さて、今回のテーマは近江出身で安土桃山時代の巨匠として知られている絵師の海北友松(1533-1615)です。その生涯は実に波乱に富んでいます。戦国大名の浅井氏の家臣であった父や兄が相次いで戦死しますが、幸いにも友松は東福寺に入寺していたため難を逃れました。武家に生まれた友松らしい逸話として、本能寺の変の後に、明智光秀の重臣で友松と親しかった斎藤利三が処刑されますが、これを不憫に思った友松は刑場から利三の遺骸を奪い、親交のあった真如堂に葬ったという言い伝えがあります。やはりこの時代は歴史小説さながらの熱い時代とつくづく思います。
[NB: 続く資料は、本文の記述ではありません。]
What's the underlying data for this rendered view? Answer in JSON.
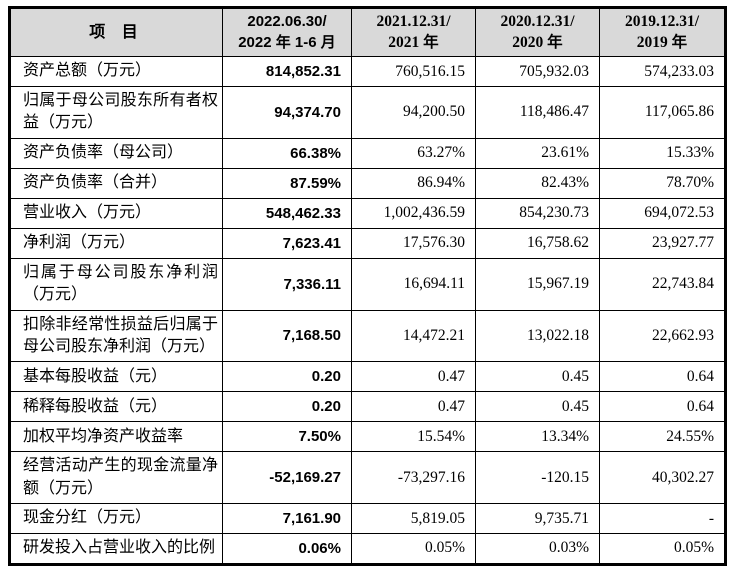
{
  "document": {
    "type": "financial-summary-table",
    "colors": {
      "header_background": "#d9d9d9",
      "border": "#000000",
      "text": "#000000",
      "page_background": "#ffffff"
    }
  },
  "table": {
    "header": {
      "item_label": "项 目",
      "periods": [
        {
          "line1": "2022.06.30/",
          "line2": "2022 年 1-6 月"
        },
        {
          "line1": "2021.12.31/",
          "line2": "2021 年"
        },
        {
          "line1": "2020.12.31/",
          "line2": "2020 年"
        },
        {
          "line1": "2019.12.31/",
          "line2": "2019 年"
        }
      ]
    },
    "rows": [
      {
        "label": "资产总额（万元）",
        "values": [
          "814,852.31",
          "760,516.15",
          "705,932.03",
          "574,233.03"
        ]
      },
      {
        "label": "归属于母公司股东所有者权益（万元）",
        "values": [
          "94,374.70",
          "94,200.50",
          "118,486.47",
          "117,065.86"
        ]
      },
      {
        "label": "资产负债率（母公司）",
        "values": [
          "66.38%",
          "63.27%",
          "23.61%",
          "15.33%"
        ]
      },
      {
        "label": "资产负债率（合并）",
        "values": [
          "87.59%",
          "86.94%",
          "82.43%",
          "78.70%"
        ]
      },
      {
        "label": "营业收入（万元）",
        "values": [
          "548,462.33",
          "1,002,436.59",
          "854,230.73",
          "694,072.53"
        ]
      },
      {
        "label": "净利润（万元）",
        "values": [
          "7,623.41",
          "17,576.30",
          "16,758.62",
          "23,927.77"
        ]
      },
      {
        "label": "归属于母公司股东净利润（万元）",
        "values": [
          "7,336.11",
          "16,694.11",
          "15,967.19",
          "22,743.84"
        ]
      },
      {
        "label": "扣除非经常性损益后归属于母公司股东净利润（万元）",
        "values": [
          "7,168.50",
          "14,472.21",
          "13,022.18",
          "22,662.93"
        ]
      },
      {
        "label": "基本每股收益（元）",
        "values": [
          "0.20",
          "0.47",
          "0.45",
          "0.64"
        ]
      },
      {
        "label": "稀释每股收益（元）",
        "values": [
          "0.20",
          "0.47",
          "0.45",
          "0.64"
        ]
      },
      {
        "label": "加权平均净资产收益率",
        "values": [
          "7.50%",
          "15.54%",
          "13.34%",
          "24.55%"
        ]
      },
      {
        "label": "经营活动产生的现金流量净额（万元）",
        "values": [
          "-52,169.27",
          "-73,297.16",
          "-120.15",
          "40,302.27"
        ]
      },
      {
        "label": "现金分红（万元）",
        "values": [
          "7,161.90",
          "5,819.05",
          "9,735.71",
          "-"
        ]
      },
      {
        "label": "研发投入占营业收入的比例",
        "values": [
          "0.06%",
          "0.05%",
          "0.03%",
          "0.05%"
        ]
      }
    ]
  }
}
講師の古川史隆氏(県文化財保護課兼琵琶湖文化館)は、海北友松の生涯を紹介した後、友松の画業に迫っていきます。友松は幼いころ、東福寺に入寺し、その後絵の才能を見いだされて狩野派に弟子入りしました。そこから才能が開花し、多くの名作を生みだします。今回は令和4年度滋賀県指定文化財となった「檜図屏風」に焦点を当て、絵画様式や制作年代を解説されました。土坡(どは)の描き方、樹幹の表現や金雲の緑の暈し(ぼかし)などの友松特有の描写について興味深い話をされていました。
なかでも、絵に施された署名の字体と印章の変遷から、檜図の制作年代を慶長7年(1602)前後と推測する近年の研究史を紹介され、来聴者の方々も興味深そうに聴かれていました。古川講師、お疲れさまでした。
さて、次回の講座は、7月27日(木)特別講座『「世界の記憶」智証大師円珍関係文書の世界』を開催します。定員140名での募集でしたが、受付4日目にして、既に定員に達してしまいました!現在はキャンセル待ちでの受付となっています。開催が楽しみですね。